Na strzeżone do tej pory boisko Thermenplatz można wejść bez przeszkód, ale nie ma po co. Polacy już tam nie trenują, wkrótce wrócą miejscowi piłkarze. Do biura prasowego tym razem wchodzili ludzie bez akredytacji. Skończyły się zakazy, tajemnice, zamknięte drzwi, bo wszystko się skończyło.
Kiedy Leo Beenhakker wysiadał z samochodu, nie kłębił się przy nim tłum fotoreporterów. Kilku kibiców z Polski ubranych w białe koszulki nie skandowało jego imienia. Patrzyli w milczeniu, wyraźnie zdegustowani tym, co przeżyli dzień wcześniej w Klagenfurcie.
W Bad Waltersdorf skończyły się zakazy, tajemnice, zamknięte drzwi, bo wszystko się skończyło
Biuro po raz ostatni zapełniło się dziennikarzami. Polskich było ponad 50. Zagranicznych – chyba dwóch, może pięciu. Polska przestała być interesująca. Przyszli wszyscy członkowie sztabu szkoleniowego. Leo Beenhakker usiadł z rzecznikiem kadry Martą Alf tym razem nie za konferencyjnym stołem, lecz piętro niżej, przy okrągłym stoliku. Beenhakker zwykle podczas konferencji pije kawę. Podano mu ją i tym razem, ale nawet jej nie ruszył.

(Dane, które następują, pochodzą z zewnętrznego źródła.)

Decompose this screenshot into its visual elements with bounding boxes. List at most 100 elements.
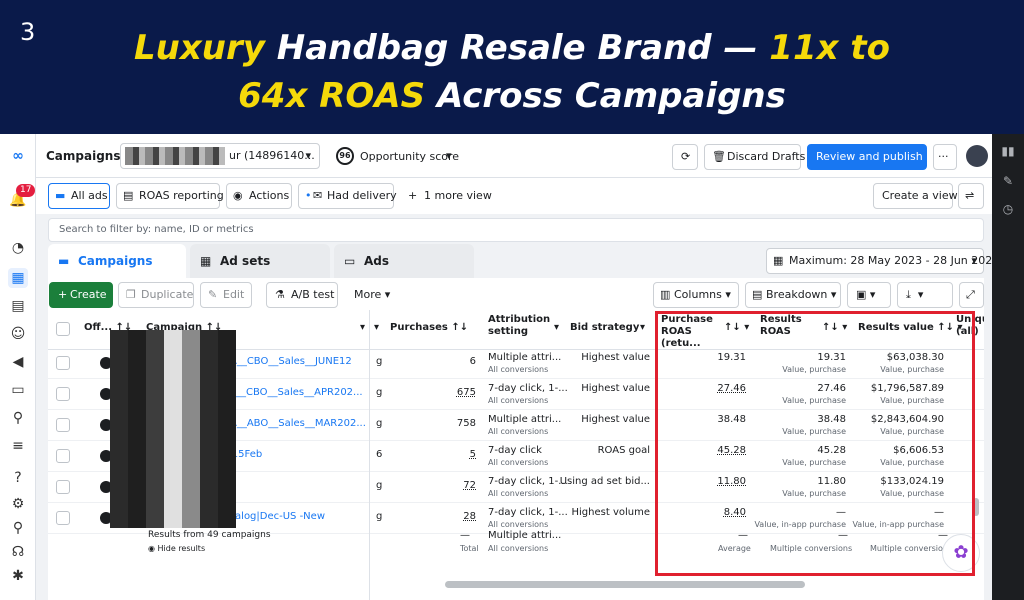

Obok zajęli miejsca członkowie sztabu: menedżer kadry Jan de Zeeuw, asystenci Beenhakkera Dariusz Dziekanowski, Bogusław Kaczmarek i Adam Nawałka, trenerzy bramkarzy Frans Hoek i Andrzej Dawidziuk oraz trener od przygotowania fizycznego, fizjolog Michael Lindemann. Czterech Polaków i czterech Holendrów.